Why have some Buddhist monks set themselves on fire?

photo of a buddhist monk in self-immolation

In 1963, Buddhist monk Thich Quang Duc, in protest of the Vietnamese government’s oppression of Buddhists, poured gasoline over his body and set himself on fire, maintaining his meditative posture as his body burned. This Pulitzer Prize-winning photograph was taken by photojournalist Malcolm W. Browne in Saigon, Vietnam. | Everett Collection Inc / Alamy Stock Photo

In recent years, a number of Tibetan Buddhist monks and nuns have set themselves on fire, or self-immolated, to protest against the occupation of Tibet by the Chinese government and to call for the return of the exiled Dalai Lama. In the nearly 70 years since China invaded its Himalayan neighbor, the Chinese government has attempted to obliterate Tibetan religion and culture, imprisoning, torturing, and killing those thought to be dissidents (including many monks and nuns). In the 1960s and ‘70s, Vietnamese Buddhist monks self-immolated to protest the anti-Buddhist policies of the president of South Vietnam and the Vietnam war generally.

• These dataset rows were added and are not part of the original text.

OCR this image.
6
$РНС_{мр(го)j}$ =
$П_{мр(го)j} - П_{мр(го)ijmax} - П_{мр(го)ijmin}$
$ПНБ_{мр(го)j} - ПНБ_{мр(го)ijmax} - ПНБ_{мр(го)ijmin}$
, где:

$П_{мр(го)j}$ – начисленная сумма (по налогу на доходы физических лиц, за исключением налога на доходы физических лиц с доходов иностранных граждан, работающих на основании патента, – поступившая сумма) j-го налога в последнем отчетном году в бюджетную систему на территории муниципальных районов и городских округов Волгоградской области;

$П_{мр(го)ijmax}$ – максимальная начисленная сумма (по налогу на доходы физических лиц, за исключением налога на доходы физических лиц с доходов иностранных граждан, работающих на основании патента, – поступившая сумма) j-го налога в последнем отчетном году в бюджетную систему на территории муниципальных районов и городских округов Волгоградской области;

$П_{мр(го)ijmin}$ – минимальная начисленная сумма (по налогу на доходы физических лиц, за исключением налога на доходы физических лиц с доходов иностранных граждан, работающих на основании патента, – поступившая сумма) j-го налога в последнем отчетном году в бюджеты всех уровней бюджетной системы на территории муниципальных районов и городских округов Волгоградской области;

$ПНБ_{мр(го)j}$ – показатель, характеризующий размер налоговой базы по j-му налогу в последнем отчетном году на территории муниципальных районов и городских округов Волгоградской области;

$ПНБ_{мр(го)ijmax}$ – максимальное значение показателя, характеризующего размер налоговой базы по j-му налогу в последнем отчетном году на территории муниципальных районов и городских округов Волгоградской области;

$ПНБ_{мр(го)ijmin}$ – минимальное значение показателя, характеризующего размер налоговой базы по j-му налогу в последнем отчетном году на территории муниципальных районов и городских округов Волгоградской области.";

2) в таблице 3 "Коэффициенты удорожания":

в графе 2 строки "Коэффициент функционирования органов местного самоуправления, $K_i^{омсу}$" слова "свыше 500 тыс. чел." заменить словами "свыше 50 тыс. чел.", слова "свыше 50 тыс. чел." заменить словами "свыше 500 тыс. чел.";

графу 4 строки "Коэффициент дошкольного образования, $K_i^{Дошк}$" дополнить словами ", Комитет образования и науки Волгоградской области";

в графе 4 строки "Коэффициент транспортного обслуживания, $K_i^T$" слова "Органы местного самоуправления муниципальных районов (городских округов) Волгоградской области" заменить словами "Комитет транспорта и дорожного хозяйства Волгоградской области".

The startling media images of these acts have raised many questions about how self-immolation squares with Buddhist practice and the precept against killing as well as with the Buddhist view of suicide. From the perspective of Buddhists who support the protesters, self-immolation is not suicide but an act of physical protest that ends in death. It has been considered the most profound gesture of public opposition available to monastics, one calculated to generate widespread attention to their cause.

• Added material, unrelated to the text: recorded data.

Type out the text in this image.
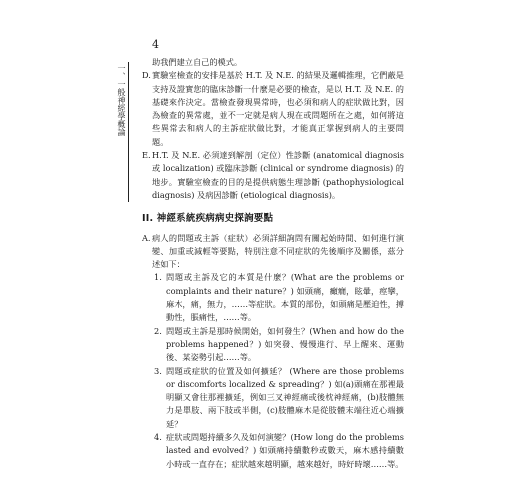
4
一、一般神經學概論

助我們建立自己的模式。

D. 實驗室檢查的安排是基於 H.T. 及 N.E. 的結果及邏輯推理，它們蔽是支持及證實您的臨床診斷一什麼是必要的檢查，是以 H.T. 及 N.E. 的基礎來作決定。當檢查發現異常時，也必須和病人的症狀做比對，因為檢查的異常處，並不一定就是病人現在或問題所在之處，如何將這些異常去和病人的主訴症狀做比對，才能真正掌握到病人的主要問題。
E. H.T. 及 N.E. 必須達到解剖（定位）性診斷 (anatomical diagnosis 或 localization) 或臨床診斷 (clinical or syndrome diagnosis) 的地步。實驗室檢查的目的是提供病態生理診斷 (pathophysiological diagnosis) 及病因診斷 (etiological diagnosis)。
II. 神經系統疾病病史探詢要點
A. 病人的問題或主訴（症狀）必須詳細詢問有關起始時間、如何進行演變、加重或減輕等要點，特別注意不同症狀的先後順序及關係，茲分述如下：
1. 問題或主訴及它的本質是什麼？(What are the problems or complaints and their nature？) 如頭痛，癲癇，眩暈，痙攣，麻木，痛，無力，……等症狀。本質的部份，如頭痛是壓迫性，搏動性，脹痛性，……等。
2. 問題或主訴是那時候開始，如何發生？(When and how do the problems happened？) 如突發、慢慢進行、早上醒來、運動後、某姿勢引起……等。
3. 問題或症狀的位置及如何擴延？ (Where are those problems or discomforts localized & spreading？) 如(a)頭痛在那裡最明顯又會往那裡擴延，例如三叉神經痛或後枕神經痛，(b)肢體無力是單肢、兩下肢或半側，(c)肢體麻木是從肢體末端往近心端擴延？
4. 症狀或問題持續多久及如何演變？(How long do the problems lasted and evolved？) 如頭痛持續數秒或數天，麻木感持續數小時或一直存在；症狀越來越明顯，越來越好，時好時壞……等。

The Dalai Lama himself treads a fine line in his public stance on Tibetan self-immolations, neither condemning nor condoning them because of their context in a “very delicate political issue.” The renowned Vietnamese monk Thich Nhat Hanh, who became famous for his eloquence in advocating for an end to the Vietnam War, wrote a letter to Dr. Martin Luther King, Jr., in 1965 explaining his support of the monks who had set themselves on fire during the war. They weren’t committing suicide, he said, because their aim wasn’t self-destruction but rather compassion toward their fellow beings. He wrote: “Like the Buddha in one of his former lives—as told in a story of the Jataka—who gave himself to a hungry lioness that was about to devour her own cubs, the monk believes he is practicing the doctrine of highest compassion by sacrificing himself in order to call the attention of, and to seek help from, the people of the world.”

From an orthodox view (as in some forms of the Theravada tradition), however, it is impossible to see self-immolation as a skillful action. Any self-harm, particularly when it leads to death, inevitably creates negative karma and would be deemed a suicide.